Gut Flora and Immunity
Twenty years ago I read a curious description of leprosy that said that the course of infection could be either innocuous or devastating depending on whether the aggressive or the suppressive part of the immune system dominated. I remained perplexed until I realized that diet and gut flora were the major determinants. I was aware of the importance of diet at the outset of this blog, because it was clear that diet trumped genetics. I was also aware thirty years ago in my studies of passive immunity, that milk contained bifidus factor, now known to be milk oligosaccharides, that controlled the growth of Lactobacilli that in turn controlled the development of the neonate immune system. It was also known that bacteria-free mice had impaired immune systems. It still took me several years for the relationship between diet, gut flora and immunity to make sense. I began searching the literature for connections between gut flora and development of the immune system and soon noted experiments that linked filamentous bacteria with aggressive components and Clostridium spp. with Tregs. A further refinement was linking resistant starch, a soluble fiber, with Clostridium.
Diet, Gut Flora, Inflammation, Antigen Presentation, Tregs and Autoimmunity
Protein from the body and from food don’t normally stimulate the immune system, because there in no inflammation, the proteins lack basic triplets that enhance presentation, and antibody production and aggressive T cells are suppressed by Tregs.
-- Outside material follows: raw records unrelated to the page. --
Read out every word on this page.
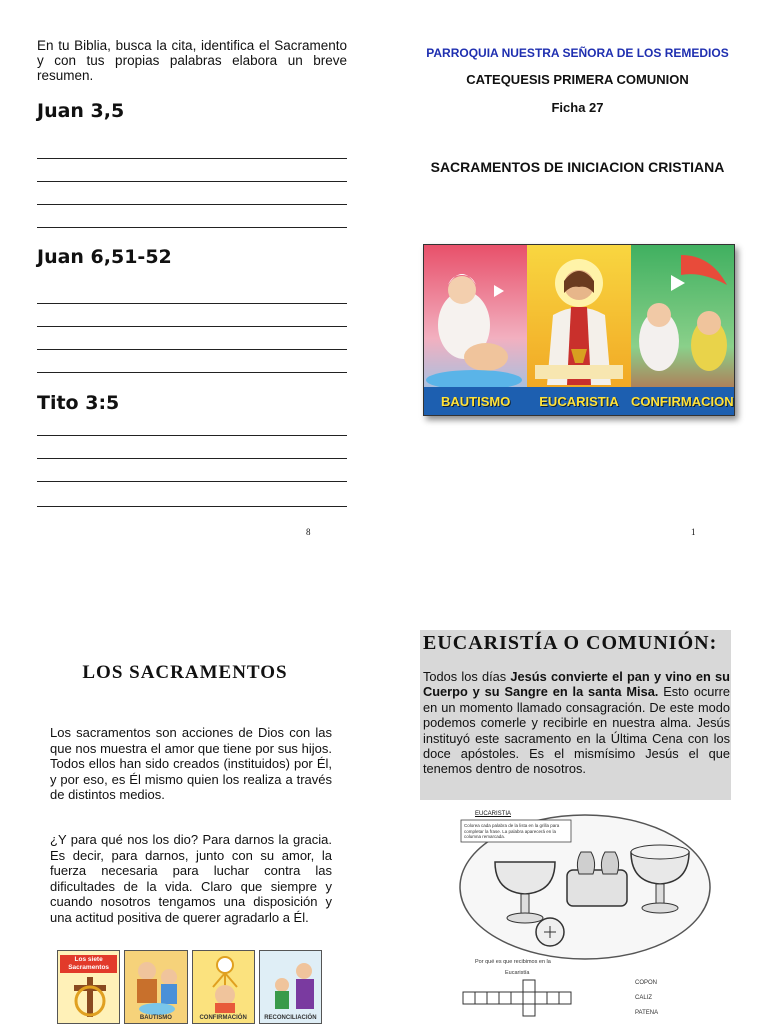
En tu Biblia, busca la cita, identifica el Sacramento y con tus propias palabras elabora un breve resumen.
Juan 3,5
Juan 6,51-52
Tito 3:5
8
PARROQUIA NUESTRA SEÑORA DE LOS REMEDIOS
CATEQUESIS PRIMERA COMUNION
Ficha 27
SACRAMENTOS DE INICIACION CRISTIANA
BAUTISMO EUCARISTIA CONFIRMACION
1
LOS SACRAMENTOS
Los sacramentos son acciones de Dios con las que nos muestra el amor que tiene por sus hijos. Todos ellos han sido creados (instituidos) por Él, y por eso, es Él mismo quien los realiza a través de distintos medios.
¿Y para qué nos los dio? Para darnos la gracia. Es decir, para darnos, junto con su amor, la fuerza necesaria para luchar contra las dificultades de la vida. Claro que siempre y cuando nosotros tengamos una disposición y una actitud positiva de querer agradarlo a Él.
Los siete Sacramentos
BAUTISMO	CONFIRMACIÓN	RECONCILIACIÓN
EUCARISTÍA O COMUNIÓN:
Todos los días Jesús convierte el pan y vino en su Cuerpo y su Sangre en la santa Misa. Esto ocurre en un momento llamado consagración. De este modo podemos comerle y recibirle en nuestra alma. Jesús instituyó este sacramento en la Última Cena con los doce apóstoles. Es el mismísimo Jesús el que tenemos dentro de nosotros.
EUCARISTIA
Colorea cada palabra de la lista en la grilla para completar la frase. La palabra aparecerá en la columna remarcada.
Por qué es que recibimos en la
Eucaristía
COPON
CALIZ
PATENA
Diet can throw the balance toward autoimmunity and allergy, by producing inflammation, e.g. hyperglycemia/AGE or high omega-6 fatty acids/prostaglandins, and starving gut flora needed for Treg production by eating processed food lacking soluble fiber. The combination of inflammation and Treg deficiency causes proteins, either self or potential allergens, which have basic triplets to be presented to the immune system and stimulates attack by the immune system.
The Cure is to Cool Inflammation and Stimulate Tregs with Diet and Bacteria
I have provided an outline with The Anti-Inflammatory Diet to avoid inflammation, to stimulate existing gut flora with soluble fiber and encourage Treg production. Mark Sisson, on Mark’s Daily Apple has provided an excellent dietary guide that also provides starch guidelines. If you already have symptoms of autoimmune disease or allergies, then Richard Nikoley provides gut flora repair advice on Free the Animal, and Dr. B G provides more details on Animal Pharm.
Autoimmunity and allergies are not genetic destiny and they can be cured with diet and bacteria.